What is it like without Agatha Christie? The second season of the mini-series Advocate Ardashev’s Murder on the Waters pleased me no less, but almost more than the previous one, and above all the quality of the script, and accordingly, the drama. After all, the whole (!) series was staged not according to the custom script of some scripted “litrab” (Gilyarovskiy wrote a lot about such, only theatrical, samples of the 19th century), but according to full-fledged novels of Ivan Lubenko (Although cases of modern “litrabism” can not be excluded here; it was said that hired “writers” worked on Akunin, and Lubenko’s novels, and the series set on them suspiciously echoed Akunin’s “feathers” business? However, these are only assumptions ...). But only I in the review of the previous season of “Masquerade with Death” said that Agatha Christie herself would envy him, as here she is! In the sense that "Murder on the Waters" is built on its obsessive pattern: there is an investigation, and in the end the detective (Poirot, Marple) convenes a "press conference" where he reveals all the cards and names the "unexpected" perpetrators. In our case, the same thing! Well, why did this template stir up the ashes of a great, but quite commercial old woman? Could it not have been possible to do without him?

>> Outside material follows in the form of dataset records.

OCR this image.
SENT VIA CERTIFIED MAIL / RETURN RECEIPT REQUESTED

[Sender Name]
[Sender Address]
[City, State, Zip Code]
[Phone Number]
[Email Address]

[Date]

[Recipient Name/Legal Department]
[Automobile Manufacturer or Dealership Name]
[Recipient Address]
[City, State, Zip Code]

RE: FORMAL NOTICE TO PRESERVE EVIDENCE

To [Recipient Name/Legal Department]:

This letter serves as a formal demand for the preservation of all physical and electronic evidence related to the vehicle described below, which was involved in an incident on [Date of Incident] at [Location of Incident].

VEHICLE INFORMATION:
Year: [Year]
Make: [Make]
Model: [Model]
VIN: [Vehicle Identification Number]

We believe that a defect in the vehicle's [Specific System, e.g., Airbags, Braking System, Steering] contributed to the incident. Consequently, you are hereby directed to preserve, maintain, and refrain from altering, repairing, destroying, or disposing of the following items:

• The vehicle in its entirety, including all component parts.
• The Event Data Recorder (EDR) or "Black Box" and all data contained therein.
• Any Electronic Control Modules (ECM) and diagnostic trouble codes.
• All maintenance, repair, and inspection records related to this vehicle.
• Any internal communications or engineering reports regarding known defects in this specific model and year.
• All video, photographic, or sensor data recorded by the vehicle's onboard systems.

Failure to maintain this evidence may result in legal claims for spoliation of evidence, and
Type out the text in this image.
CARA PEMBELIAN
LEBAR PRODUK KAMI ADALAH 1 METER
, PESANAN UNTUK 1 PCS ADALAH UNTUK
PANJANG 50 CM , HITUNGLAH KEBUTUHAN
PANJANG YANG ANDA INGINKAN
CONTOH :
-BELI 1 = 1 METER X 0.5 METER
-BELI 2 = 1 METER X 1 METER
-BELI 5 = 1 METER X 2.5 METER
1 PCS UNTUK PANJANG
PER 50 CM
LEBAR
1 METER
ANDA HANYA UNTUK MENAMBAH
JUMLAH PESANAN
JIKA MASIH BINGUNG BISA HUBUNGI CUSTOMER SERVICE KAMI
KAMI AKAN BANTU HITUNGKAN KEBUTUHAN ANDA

In the rest, surprisingly, I had almost nothing to complain about in the second season: excellent production and shooting, exciting, intriguing plot (you can’t take off the screen), colorful characters in the beautiful performance of not the most famous actors (which makes them a special honor!). And immediately it becomes clear that the main villain here is a certain “prince”, and he, in theory, should be punished. Who, for what and how? Look and you'll find out!
On the first view, I did not notice in the background neither the notorious plastic windows, nor gas pipes on houses, nor similar historical “blunders” (next time I will take a closer look). But I was completely struck by the then “training room”, especially its owner, swinging on a certain “machine”. I didn’t understand: what, it was already then, or is it a cunning banter over modern fitness? In both cases, welcome! But what I do not welcome is a scene with a pseudo-Shalyapin concert! Thank goodness they took everything from a distance. But the vocals of the unfortunate opera singer (probably from the Stavropol Theatre?) are as similar to Chaliapin as I am to the gramophone trumpet! Could it not have been possible to run this famous composition by Chaliapin through a computer, clean the sound, as it has been done for a long time, and let it go with plywood?
Actually, that's the end of it. Honestly, I was waiting for the continuation of the first season there, in Stavropol, where the poor, unrequitedly in love with her “barina” Varenka remained. Ahn's out. Maybe we'll see her in season three. You can't leave her like that, not dramatic!